#random #substitution #lookup-tables #zip-archive #txt-file #file-format #mad-lib

bin+lib twas

A text substitution application for using random look-up tables to generate text in a manner similar to the Mad Libs game

1 stable release

1.0.0 Nov 11, 2023

#343 in Text processing

MPL-2.0 license

99KB
1.5K SLoC

TWAS - The random text substitution app and library

Twas the night before ${holiday} and all through the ${building}, not a creature was stirring, not even ${{id: animal, aan: true}}.

Twas the night before Halloween and all through the barn, not a creature was stirring, not even an elephant.

TWAS (acronym for Text With Arbitrary Substitutions) is a text substitution tool for replacing identifiers such as ${animal} with randomly selected items from lists of random word/phrase look-up tables.

About

twas is a randomized text substitution tool for generating random stories, game events, and other miscellany. Given a text prompt and one or more look-up tables, twas will replace any ${...} prompts with randomly selected text from the look-up tables. If the selected text also contains ${...} prompts, then these will also be replaced (recursively). In this way, twas can generate complex stories or descriptions from a few simple tables.

How to Install

Installing the twas app

Assuming you have installed cargo on your computer, simply rung the following command to install (or update) the twas CLI app:

 cargo install twas --features=app

Installing the twas library

In your Cargo.toml file, simply add the following to your dependencies section:

[dependencies]
twas="1"

Usage

To use twas, you must first define one or more random look-up tables to reference in your substitution text. Look-up tables can be in any of the following format (format details described below under Random Look-up Table Formats): plain text (.txt), comma-separated values (.csv), JSON (.json), and YAML (.yml or .yaml). Multiple files can be loaded together. You can also include a directory, which twas will recursively scan for supported file formats and load then, prefixing their IDs with the filepath relative to the provided directory. .zip files can also be included and will be treated similar to directories.

For example, here's a simple random look-up table consisting of a list of animals: animal.txt

antelope
bee
cat
dog
elephant
flying fish

Then if you run twas -i animal.txt "I have a pet ${animal}.", the text ${animal} will be replaced with a line chosen randomly from animal.txt and printed back to the terminal. Text substitution syntax and options described below under Text Substitution Syntax and Options.
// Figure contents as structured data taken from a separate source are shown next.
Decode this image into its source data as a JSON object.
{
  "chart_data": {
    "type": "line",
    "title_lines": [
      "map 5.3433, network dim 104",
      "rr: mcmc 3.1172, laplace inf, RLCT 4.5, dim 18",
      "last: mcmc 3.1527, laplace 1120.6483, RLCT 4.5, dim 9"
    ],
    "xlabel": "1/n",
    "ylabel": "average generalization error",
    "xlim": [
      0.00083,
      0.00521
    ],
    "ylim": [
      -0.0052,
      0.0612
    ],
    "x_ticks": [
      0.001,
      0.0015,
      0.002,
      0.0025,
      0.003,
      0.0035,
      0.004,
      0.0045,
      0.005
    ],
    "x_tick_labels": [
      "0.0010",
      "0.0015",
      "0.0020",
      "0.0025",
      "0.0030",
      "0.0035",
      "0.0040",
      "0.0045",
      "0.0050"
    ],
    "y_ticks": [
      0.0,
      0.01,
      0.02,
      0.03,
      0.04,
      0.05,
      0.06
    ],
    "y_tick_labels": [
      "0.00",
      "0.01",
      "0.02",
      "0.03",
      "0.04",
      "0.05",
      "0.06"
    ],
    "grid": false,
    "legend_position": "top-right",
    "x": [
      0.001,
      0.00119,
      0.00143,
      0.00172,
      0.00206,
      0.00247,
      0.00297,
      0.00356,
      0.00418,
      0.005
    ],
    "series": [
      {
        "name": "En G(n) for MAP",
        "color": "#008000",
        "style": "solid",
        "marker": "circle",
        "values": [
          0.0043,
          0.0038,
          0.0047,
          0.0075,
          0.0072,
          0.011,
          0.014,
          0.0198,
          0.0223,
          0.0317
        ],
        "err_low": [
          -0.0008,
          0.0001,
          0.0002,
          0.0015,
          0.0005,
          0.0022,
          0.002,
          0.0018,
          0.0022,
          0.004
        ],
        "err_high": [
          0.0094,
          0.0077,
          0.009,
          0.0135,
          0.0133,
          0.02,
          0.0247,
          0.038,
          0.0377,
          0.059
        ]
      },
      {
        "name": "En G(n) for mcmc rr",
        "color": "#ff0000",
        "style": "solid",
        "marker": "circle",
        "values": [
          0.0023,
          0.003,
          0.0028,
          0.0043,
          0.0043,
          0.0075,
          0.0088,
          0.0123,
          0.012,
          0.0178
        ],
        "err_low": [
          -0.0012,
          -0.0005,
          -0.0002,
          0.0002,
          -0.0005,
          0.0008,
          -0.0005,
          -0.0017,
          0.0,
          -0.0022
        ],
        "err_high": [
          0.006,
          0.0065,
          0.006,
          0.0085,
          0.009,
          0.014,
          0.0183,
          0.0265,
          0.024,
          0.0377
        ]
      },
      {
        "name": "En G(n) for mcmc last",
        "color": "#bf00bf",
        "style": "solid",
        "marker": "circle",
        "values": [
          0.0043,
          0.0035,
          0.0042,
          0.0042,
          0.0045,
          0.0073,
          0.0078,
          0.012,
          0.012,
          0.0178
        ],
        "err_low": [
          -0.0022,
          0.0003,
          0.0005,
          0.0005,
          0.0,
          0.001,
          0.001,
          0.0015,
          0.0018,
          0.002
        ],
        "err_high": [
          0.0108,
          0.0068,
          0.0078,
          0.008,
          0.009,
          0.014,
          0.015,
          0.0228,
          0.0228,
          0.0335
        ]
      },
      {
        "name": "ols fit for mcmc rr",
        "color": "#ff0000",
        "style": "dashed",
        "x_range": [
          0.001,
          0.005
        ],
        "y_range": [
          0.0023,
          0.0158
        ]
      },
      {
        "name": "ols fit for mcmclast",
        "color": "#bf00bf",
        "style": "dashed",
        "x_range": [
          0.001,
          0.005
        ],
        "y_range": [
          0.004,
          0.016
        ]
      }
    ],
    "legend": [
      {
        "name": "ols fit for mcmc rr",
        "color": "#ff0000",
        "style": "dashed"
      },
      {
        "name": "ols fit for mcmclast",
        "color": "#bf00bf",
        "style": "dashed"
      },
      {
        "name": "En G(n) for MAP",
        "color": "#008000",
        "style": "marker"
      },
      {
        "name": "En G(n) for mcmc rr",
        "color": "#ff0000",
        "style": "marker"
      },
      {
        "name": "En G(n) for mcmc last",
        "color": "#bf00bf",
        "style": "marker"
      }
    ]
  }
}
Text Substitution Syntax and Options

Targets for text substitution are identified by a $ dollar sign followed by {} curly braces which enclose the ID of the look-up table to use or a JSON object containing more advanced options. For example ${animal} in the text string "I have a pet ${animal}." or ${ {id: animal, aan: true} } in the text string "My pet is ${ {id: animal, aan: true} }.".

Random Look-Up IDs

To reference a look-up table, you need to specify its ID. For .txt files, the ID is just the filename without the .txt suffix (for example, the id for animal.txt is animal and can be used for text substitution with ${animal}). For .csv files, the ID is the filename (without the .csv file suffix) followed by a / backslash and the column name, for example the ID for column bird in CSV file zoo-animals.csv is zoo-animals/bird and can be used for text substitution with ${zoo-animals/plural}). For JSON and YAML files, look-up tables can be nested, and similar to .csv files, the levels are delimited with / backslash using the filename (without the file suffix) as the base, for example the JSON file plant.json with content {"trees": {"evergreen": ["pine", "cedar"]}} contains ID plant/trees/evergreen. Look-up IDs are case-sensitive and are not allowed to contain either $ or @. See the relevant random look-up table format subsection below for additional details on look-up IDs for each particular file format.
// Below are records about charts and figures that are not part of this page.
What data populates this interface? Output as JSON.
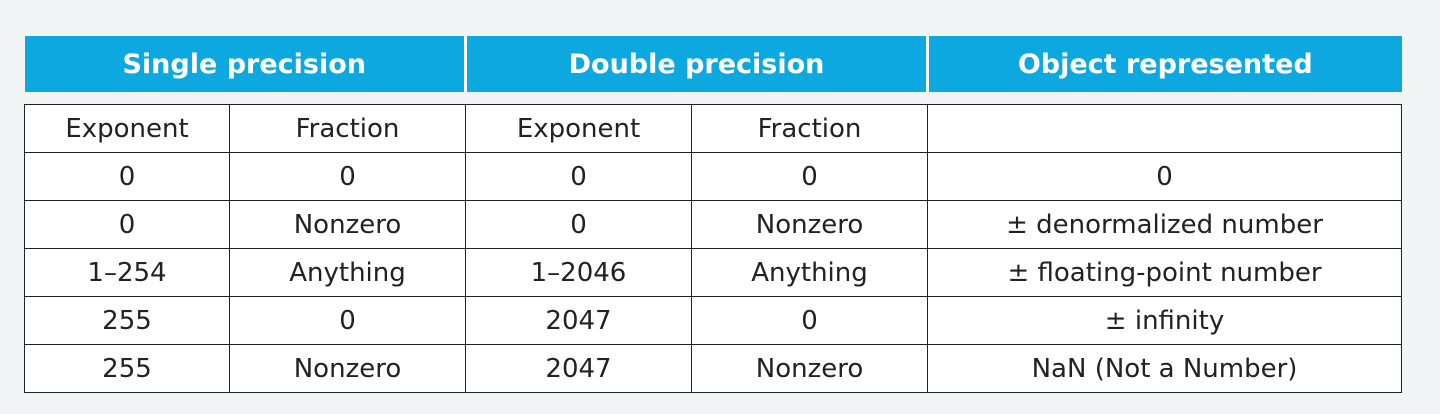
{
  "header": {
    "single_precision": "Single precision",
    "double_precision": "Double precision",
    "object_represented": "Object represented"
  },
  "subheader": {
    "sp_exponent": "Exponent",
    "sp_fraction": "Fraction",
    "dp_exponent": "Exponent",
    "dp_fraction": "Fraction",
    "object": ""
  },
  "rows": [
    {
      "sp_exp": "0",
      "sp_frac": "0",
      "dp_exp": "0",
      "dp_frac": "0",
      "object": "0"
    },
    {
      "sp_exp": "0",
      "sp_frac": "Nonzero",
      "dp_exp": "0",
      "dp_frac": "Nonzero",
      "object": "± denormalized number"
    },
    {
      "sp_exp": "1–254",
      "sp_frac": "Anything",
      "dp_exp": "1–2046",
      "dp_frac": "Anything",
      "object": "± floating-point number"
    },
    {
      "sp_exp": "255",
      "sp_frac": "0",
      "dp_exp": "2047",
      "dp_frac": "0",
      "object": "± infinity"
    },
    {
      "sp_exp": "255",
      "sp_frac": "Nonzero",
      "dp_exp": "2047",
      "dp_frac": "Nonzero",
      "object": "NaN (Not a Number)"
    }
  ],
  "colors": {
    "header_bg": "#0ea8e0",
    "header_text": "#ffffff",
    "cell_border": "#222222",
    "page_bg": "#f3f4f6"
  }
}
If you prefix the ID with @ (eg ${@fav-pet}), then the ID is treated as a reference ID, in which case it re-uses a previous substitution instead of drawing from a look-up table. For example: I have a pet ${animal@fav-pet} and a pet ${animal}. The ${@fav-pet} is my favorite. saves the first substitution as reference ID fav-pet in the first sentence and then re-uses it in the second sentence. See the References section below for a detailed description on the use of references.

Basic Substitution Syntax

To perform a simple text substitution in your text, simply add a $ dollar sign immediately followed by {} curly braces that enclose the look-up table ID you want to use for substitution, ie ${ look-up ID }. Whitespace characters (eg spaces) before and after the ID are ignored, thus ${animal} and ${ animal } are treated the same.

To save the generated substitution as a reference for later re-use, append @ followed by the reference ID (eg ${animal@fav-pet}). To use a saved reference, use just @ and the reference ID. For example:

I have a pet ${animal@fav-pet} and a pet ${animal}. The ${@fav-pet} is my favorite. => I have a pet dog and a pet cat. The dog is my favorite.

See the References section below for a detailed description on the use of references.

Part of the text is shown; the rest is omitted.